4. Structure du réseau d’interaction et coopération des internautes.

Économistes et sociologues ont publié au début des années soixante un certain nombre de résultats théoriques qui suggéraient que l’adoption de comportements individuels de « passagers clandestins » viendrait empêcher la production de biens publics sur une base coopérative et auto-organisée.

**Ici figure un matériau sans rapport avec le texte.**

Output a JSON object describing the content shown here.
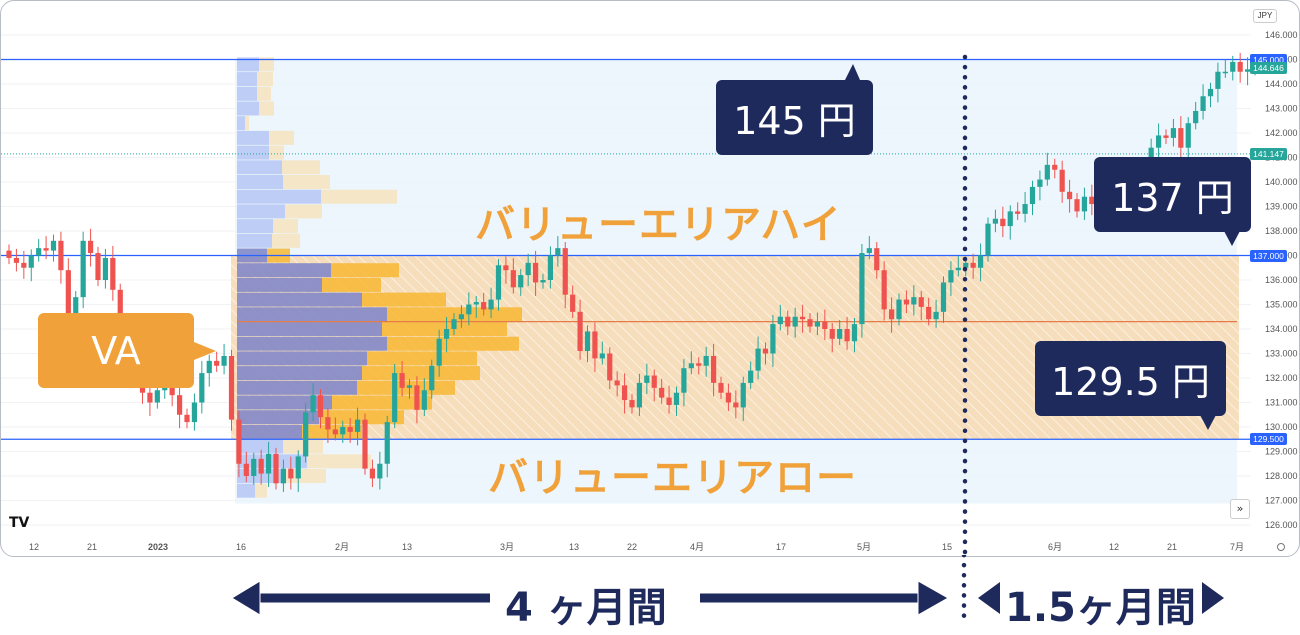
{
  "chart_data": {
    "type": "candlestick",
    "currency_label": "JPY",
    "y_ticks": [
      126,
      127,
      128,
      129,
      130,
      131,
      132,
      133,
      134,
      135,
      136,
      137,
      138,
      139,
      140,
      141,
      142,
      143,
      144,
      145,
      146
    ],
    "x_ticks": [
      "12",
      "21",
      "2023",
      "16",
      "2月",
      "13",
      "3月",
      "13",
      "22",
      "4月",
      "17",
      "5月",
      "15",
      "6月",
      "12",
      "21",
      "7月"
    ],
    "ylim": [
      125.6,
      146.5
    ],
    "price_tags": [
      {
        "label": "145.000",
        "value": 145.0,
        "color": "#2962ff"
      },
      {
        "label": "144.646",
        "value": 144.646,
        "color": "#26a69a"
      },
      {
        "label": "141.147",
        "value": 141.147,
        "color": "#26a69a"
      },
      {
        "label": "137.000",
        "value": 137.0,
        "color": "#2962ff"
      },
      {
        "label": "129.500",
        "value": 129.5,
        "color": "#2962ff"
      }
    ],
    "levels": {
      "high": 145.0,
      "value_area_high": 137.0,
      "value_area_low": 129.5,
      "poc": 134.3,
      "low": 127.2
    },
    "closes": [
      136.9,
      136.7,
      136.5,
      137.0,
      137.3,
      137.2,
      137.6,
      136.4,
      134.6,
      135.3,
      137.6,
      137.1,
      136.0,
      136.9,
      135.6,
      133.8,
      133.1,
      132.2,
      131.4,
      131.0,
      131.5,
      132.4,
      131.3,
      130.5,
      130.2,
      131.0,
      132.2,
      132.7,
      132.5,
      132.9,
      130.3,
      128.5,
      128.0,
      128.7,
      128.1,
      128.9,
      127.7,
      128.3,
      127.9,
      128.8,
      130.6,
      131.3,
      130.4,
      129.9,
      129.7,
      130.0,
      129.8,
      130.3,
      128.3,
      127.9,
      128.5,
      130.2,
      132.2,
      131.6,
      131.7,
      130.7,
      131.5,
      132.5,
      133.6,
      134.0,
      134.4,
      134.6,
      135.0,
      135.1,
      134.8,
      135.2,
      136.6,
      136.4,
      135.7,
      136.2,
      136.7,
      135.9,
      136.0,
      137.0,
      137.3,
      135.4,
      134.7,
      133.1,
      133.9,
      132.8,
      133.0,
      131.9,
      131.7,
      131.1,
      130.8,
      131.8,
      132.1,
      131.6,
      131.2,
      130.9,
      131.4,
      132.4,
      132.6,
      132.5,
      132.9,
      131.8,
      131.4,
      131.0,
      130.8,
      131.8,
      132.3,
      133.2,
      133.0,
      134.2,
      134.5,
      134.1,
      134.5,
      134.4,
      134.1,
      134.3,
      134.0,
      133.6,
      134.0,
      133.5,
      134.2,
      137.1,
      137.3,
      136.4,
      134.8,
      134.4,
      135.2,
      135.0,
      135.3,
      134.9,
      134.4,
      134.7,
      135.9,
      136.4,
      136.5,
      136.7,
      136.5,
      137.0,
      138.3,
      138.5,
      138.2,
      138.8,
      138.7,
      139.1,
      139.8,
      140.1,
      140.7,
      140.5,
      139.6,
      139.3,
      138.8,
      139.4,
      139.1,
      139.8,
      140.1,
      139.6,
      139.3,
      139.9,
      140.0,
      140.6,
      141.4,
      141.9,
      141.8,
      142.2,
      141.4,
      142.4,
      142.9,
      143.5,
      143.8,
      144.5,
      144.5,
      144.9,
      144.5,
      144.6,
      144.6
    ],
    "volume_profile": [
      {
        "price": 144.8,
        "up": 22,
        "down": 15
      },
      {
        "price": 144.2,
        "up": 20,
        "down": 16
      },
      {
        "price": 143.6,
        "up": 20,
        "down": 14
      },
      {
        "price": 143.0,
        "up": 22,
        "down": 15
      },
      {
        "price": 142.4,
        "up": 8,
        "down": 4
      },
      {
        "price": 141.8,
        "up": 32,
        "down": 25
      },
      {
        "price": 141.2,
        "up": 32,
        "down": 15
      },
      {
        "price": 140.6,
        "up": 45,
        "down": 38
      },
      {
        "price": 140.0,
        "up": 46,
        "down": 47
      },
      {
        "price": 139.4,
        "up": 84,
        "down": 76
      },
      {
        "price": 138.8,
        "up": 48,
        "down": 37
      },
      {
        "price": 138.2,
        "up": 36,
        "down": 25
      },
      {
        "price": 137.6,
        "up": 35,
        "down": 28
      },
      {
        "price": 137.0,
        "up": 30,
        "down": 23
      },
      {
        "price": 136.4,
        "up": 94,
        "down": 68
      },
      {
        "price": 135.8,
        "up": 85,
        "down": 59
      },
      {
        "price": 135.2,
        "up": 125,
        "down": 84
      },
      {
        "price": 134.6,
        "up": 150,
        "down": 135
      },
      {
        "price": 134.0,
        "up": 145,
        "down": 125
      },
      {
        "price": 133.4,
        "up": 150,
        "down": 132
      },
      {
        "price": 132.8,
        "up": 130,
        "down": 110
      },
      {
        "price": 132.2,
        "up": 125,
        "down": 118
      },
      {
        "price": 131.6,
        "up": 120,
        "down": 98
      },
      {
        "price": 131.0,
        "up": 95,
        "down": 100
      },
      {
        "price": 130.4,
        "up": 82,
        "down": 85
      },
      {
        "price": 129.8,
        "up": 65,
        "down": 60
      },
      {
        "price": 129.2,
        "up": 46,
        "down": 40
      },
      {
        "price": 128.6,
        "up": 70,
        "down": 64
      },
      {
        "price": 128.0,
        "up": 47,
        "down": 42
      },
      {
        "price": 127.4,
        "up": 18,
        "down": 12
      }
    ]
  },
  "annotations": {
    "callout_145": "145 円",
    "callout_137": "137 円",
    "callout_1295": "129.5 円",
    "va_label": "VA",
    "vah_label": "バリューエリアハイ",
    "val_label": "バリューエリアロー",
    "period_left": "4 ヶ月間",
    "period_right": "1.5ヶ月間"
  },
  "colors": {
    "up": "#26a69a",
    "down": "#ef5350",
    "navy": "#1f2a5c",
    "orange": "#f0a13a",
    "line": "#2962ff"
  }
}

Cependant, la prise en compte des effets émergents qui peuvent être associés à la dynamique des interactions sociales au sein d’organisations structurées comme dans des réseaux sociaux informels nous amène à penser qu’il est possible d’identifier plus précisément les conditions d’apparition d’incitation à la coopération. L’étude des réseaux sociaux vient alors compléter celle des motivations individuelles. Ce débat peut être rapproché d’un certain nombre de discussions autour d’une production complètement "décentralisée" à des formes d’organisations centralisées et/ou hiérarchisées. Ce débat est au centre de l’opposition entre la conception "télécommunications" (centralisée) et la conception "réseaux informatiques / Internet" (décentralisés) ; il s’agit encore des débats sur la production de logiciels selon le modèle du "bazar" opposé à celui de la "cathédrale" initié par Eric S. Raymond (http://www.epita.fr/ poinde_t/religion/cathedrale-bazar.html). On retrouve encore cette question derrière les formes d’architecture de management et d’échange d’information telles que système centralisé ou système Peer-to-peer. Des études en système Multi-agents ont montré que la structure agit de façon non neutre sur la qualité des échanges (May et Novack, Cohen, Masuda and Aihara). Donc l’organisation peut être un autre vecteur permettant d’agir sur la qualité d’un système d’échange.

Comment l’échange d’information et la qualité de la coopération entre individus dépend elle de la structure du réseau ? Nous proposons dans cette étude de comparer trois structures qui semblent pertinentes par rapport aux systèmes réels existants : une structure en étoile (représentant un système centralisé), un réseau petit monde représentant une structure d’échanges communautaire P2P et enfin, une structure fixe et fortement connecté représentant un système type « intranet entreprise ». Pour chacun de ces systèmes, des hypothèses identiques seront faites quant à l’information disponible des agents et leurs modes opératoires.

Notes

[1Ainsi 78% des plaintes pour fraude sur Internet reçu par la National Consumer League aux Etast-Unis en 2000 étaient liées à des enchères en ligne (Hooser et Wooders, 2001).

[2Selon CNC Médiamétrie, les français téléchargeraient gratuitement et illégalement 1 million de films par jour, dont un tiers d’œuvres françaises.